In the meantime, I continued to eat lunch in the dining room with Naddie, fury bubbling up in me, white and hot, as Filomena flitted from table to table, smiling and greeting residents as if she didn’t have a care in the world.

‘Here she comes,’ Naddie whispered. ‘It’s showtime.’

When the hostess was within earshot, I leaned over the portfolio I’d spread out on the table between us and said, ‘Look, Naddie, aren’t they amazing?’

Naddie leafed through the drawings with deliberate care, pausing to examine each in turn, sometimes holding one up to the light that cascaded from the chandelier.

‘Nancy doesn’t recognize her family,’ I nattered on, ‘but when it comes to drawing her mind’s as sharp as ever.’

‘Stunning!’ Naddie agreed. ‘I wonder where she trained?’ She tapped the drawing on the table in front of her. ‘I like this one very much.’

‘It’s the tulip poplar in the Tranquility Garden,’ I told her. ‘And here’s a nice one of the garden gate.’ I chuckled. ‘What else to do when you look out your window all day?’

‘Makes me want to hang up my paint brush,’ Naddie complained.

‘Fat chance,’ I said.
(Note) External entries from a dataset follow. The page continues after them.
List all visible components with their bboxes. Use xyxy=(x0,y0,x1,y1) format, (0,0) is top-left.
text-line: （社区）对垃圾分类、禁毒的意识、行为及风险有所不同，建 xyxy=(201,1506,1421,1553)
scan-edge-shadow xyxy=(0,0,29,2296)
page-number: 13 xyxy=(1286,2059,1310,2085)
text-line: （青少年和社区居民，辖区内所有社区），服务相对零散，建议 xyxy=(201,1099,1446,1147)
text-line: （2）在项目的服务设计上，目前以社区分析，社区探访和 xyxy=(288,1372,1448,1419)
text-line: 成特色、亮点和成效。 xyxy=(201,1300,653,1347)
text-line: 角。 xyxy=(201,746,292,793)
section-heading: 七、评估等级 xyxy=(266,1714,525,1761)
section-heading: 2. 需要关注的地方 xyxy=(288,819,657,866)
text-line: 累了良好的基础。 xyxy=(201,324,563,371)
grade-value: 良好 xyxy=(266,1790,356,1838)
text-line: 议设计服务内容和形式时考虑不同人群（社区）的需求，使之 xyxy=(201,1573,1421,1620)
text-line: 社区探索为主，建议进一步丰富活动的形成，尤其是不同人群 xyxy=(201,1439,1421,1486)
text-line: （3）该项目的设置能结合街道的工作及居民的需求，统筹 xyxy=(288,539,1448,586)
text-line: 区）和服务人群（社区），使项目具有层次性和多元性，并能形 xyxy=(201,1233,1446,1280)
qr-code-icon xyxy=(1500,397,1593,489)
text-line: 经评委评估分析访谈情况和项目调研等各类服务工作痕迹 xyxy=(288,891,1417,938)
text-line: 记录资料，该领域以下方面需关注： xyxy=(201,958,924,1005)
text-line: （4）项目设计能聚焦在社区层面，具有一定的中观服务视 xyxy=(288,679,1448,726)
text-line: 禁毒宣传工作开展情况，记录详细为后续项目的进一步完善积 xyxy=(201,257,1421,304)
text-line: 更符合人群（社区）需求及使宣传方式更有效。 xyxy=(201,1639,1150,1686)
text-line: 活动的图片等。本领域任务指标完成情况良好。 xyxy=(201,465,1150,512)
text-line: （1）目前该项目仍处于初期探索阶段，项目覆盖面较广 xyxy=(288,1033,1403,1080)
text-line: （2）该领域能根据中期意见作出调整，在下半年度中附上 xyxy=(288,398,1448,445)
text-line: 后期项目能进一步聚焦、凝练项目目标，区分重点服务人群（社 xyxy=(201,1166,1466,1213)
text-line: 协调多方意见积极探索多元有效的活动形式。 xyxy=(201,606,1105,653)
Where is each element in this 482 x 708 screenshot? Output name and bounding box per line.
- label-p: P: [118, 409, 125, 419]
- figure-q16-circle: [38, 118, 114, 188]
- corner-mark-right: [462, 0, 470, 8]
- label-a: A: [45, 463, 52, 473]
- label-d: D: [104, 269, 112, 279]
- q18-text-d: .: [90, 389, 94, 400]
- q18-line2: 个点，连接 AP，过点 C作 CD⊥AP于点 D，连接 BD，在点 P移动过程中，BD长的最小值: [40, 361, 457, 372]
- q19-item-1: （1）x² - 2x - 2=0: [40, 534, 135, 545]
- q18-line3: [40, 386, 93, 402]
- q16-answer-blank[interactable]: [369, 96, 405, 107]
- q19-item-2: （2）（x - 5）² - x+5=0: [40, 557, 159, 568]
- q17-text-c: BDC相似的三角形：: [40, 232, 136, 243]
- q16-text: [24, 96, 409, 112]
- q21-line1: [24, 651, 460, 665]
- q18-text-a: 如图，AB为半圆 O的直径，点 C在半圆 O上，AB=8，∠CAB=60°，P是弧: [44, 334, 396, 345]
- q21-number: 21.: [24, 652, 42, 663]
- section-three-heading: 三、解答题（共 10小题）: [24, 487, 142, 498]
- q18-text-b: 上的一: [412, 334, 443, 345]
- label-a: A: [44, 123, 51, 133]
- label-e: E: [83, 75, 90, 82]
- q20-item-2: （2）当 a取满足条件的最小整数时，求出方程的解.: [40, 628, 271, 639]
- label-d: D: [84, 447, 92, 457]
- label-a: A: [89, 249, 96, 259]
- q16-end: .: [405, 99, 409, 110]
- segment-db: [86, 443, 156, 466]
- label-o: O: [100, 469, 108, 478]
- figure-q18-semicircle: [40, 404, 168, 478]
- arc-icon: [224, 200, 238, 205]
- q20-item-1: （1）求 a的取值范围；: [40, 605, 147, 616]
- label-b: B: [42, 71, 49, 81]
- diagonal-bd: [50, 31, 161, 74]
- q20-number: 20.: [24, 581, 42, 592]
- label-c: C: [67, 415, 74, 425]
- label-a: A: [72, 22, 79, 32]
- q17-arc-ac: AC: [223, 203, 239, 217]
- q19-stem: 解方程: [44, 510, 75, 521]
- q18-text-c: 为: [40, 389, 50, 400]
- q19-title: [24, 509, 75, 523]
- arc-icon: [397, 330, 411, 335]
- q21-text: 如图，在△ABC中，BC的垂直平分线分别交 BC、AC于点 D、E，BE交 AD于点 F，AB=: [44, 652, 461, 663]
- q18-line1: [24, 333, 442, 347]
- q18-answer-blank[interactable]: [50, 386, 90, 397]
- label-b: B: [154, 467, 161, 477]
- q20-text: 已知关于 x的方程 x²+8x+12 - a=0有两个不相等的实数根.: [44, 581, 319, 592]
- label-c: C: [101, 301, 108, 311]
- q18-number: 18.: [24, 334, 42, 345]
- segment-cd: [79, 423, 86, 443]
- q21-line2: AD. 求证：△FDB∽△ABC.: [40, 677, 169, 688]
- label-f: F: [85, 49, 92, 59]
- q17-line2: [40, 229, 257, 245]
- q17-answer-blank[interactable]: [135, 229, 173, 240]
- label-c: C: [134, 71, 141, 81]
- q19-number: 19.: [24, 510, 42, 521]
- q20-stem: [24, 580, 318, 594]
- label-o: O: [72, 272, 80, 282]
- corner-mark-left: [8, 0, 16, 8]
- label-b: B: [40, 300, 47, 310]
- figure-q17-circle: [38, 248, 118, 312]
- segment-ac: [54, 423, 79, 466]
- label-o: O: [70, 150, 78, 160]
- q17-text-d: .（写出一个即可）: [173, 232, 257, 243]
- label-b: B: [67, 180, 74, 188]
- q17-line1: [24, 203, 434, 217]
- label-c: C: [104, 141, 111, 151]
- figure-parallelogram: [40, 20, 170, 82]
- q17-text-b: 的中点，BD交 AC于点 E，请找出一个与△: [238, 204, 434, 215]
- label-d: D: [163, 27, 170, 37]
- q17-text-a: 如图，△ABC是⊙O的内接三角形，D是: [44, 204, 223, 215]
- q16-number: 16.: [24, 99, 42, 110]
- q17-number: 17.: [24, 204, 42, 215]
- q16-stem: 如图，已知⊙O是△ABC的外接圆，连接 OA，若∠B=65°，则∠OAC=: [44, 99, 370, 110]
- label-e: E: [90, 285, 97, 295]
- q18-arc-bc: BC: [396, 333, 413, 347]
I scrabbled among the drawings until I found the one of Nancy’s dog. ‘She draws from memory with incredible accuracy. Look at this! It’s her dog, Rosco. According to the nurse in the memory unit, Nancy had Rosco as a child over sixty years ago.’

Naddie studied me over the top of her reading glasses. ‘Are there more? We should definitely include some of Nancy’s work in the art show this coming fall.’

‘She’s got a whole portfolio in her room.’

As we talked I kept one eye on Filomena, who was fussing with the napkins on an adjoining table, folding and refolding. ‘Filomena!’ I called, waving her over. ‘Take a look at Nancy’s drawings. Aren’t they wonderful?’ I pawed through the pile, selected one of the tulip poplar and handed it to her.

‘Lovely,’ Filomena said, handing the drawing back. ‘It’s too bad she’s…’ Filomena tapped her temple. ‘You know.’

‘A shame,’ I agreed. ‘But music and art can unlock the most amazing memories, even in patients with advanced Alzheimer’s disease.’ I grinned up at her. ‘You’ve heard Nancy play the piano. It’s as if she’s young again.’

Filomena smiled then bowed slightly. ‘You must excuse me now, ladies, but I have work to do. Susanna will come by in a moment to take your order.’

Naddie and I inhaled our Caesar salads while tag-teaming Filomena to make sure she didn’t slip away. I skipped dessert and hurried back to the memory unit while Naddie went off in the opposite direction to play her part.

In Nancy’s darkened room, lying in her bed with a blanket pulled up to my chin, I sensed, rather than saw someone open the door and slip in. While I held my breath and counted to twelve the figure stood quietly at the foot of the bed, then turned toward the coffee table where I’d carefully arranged Nancy’s portfolio so that it was clearly illuminated by the single bulb of her Tiffany-style floor lamp.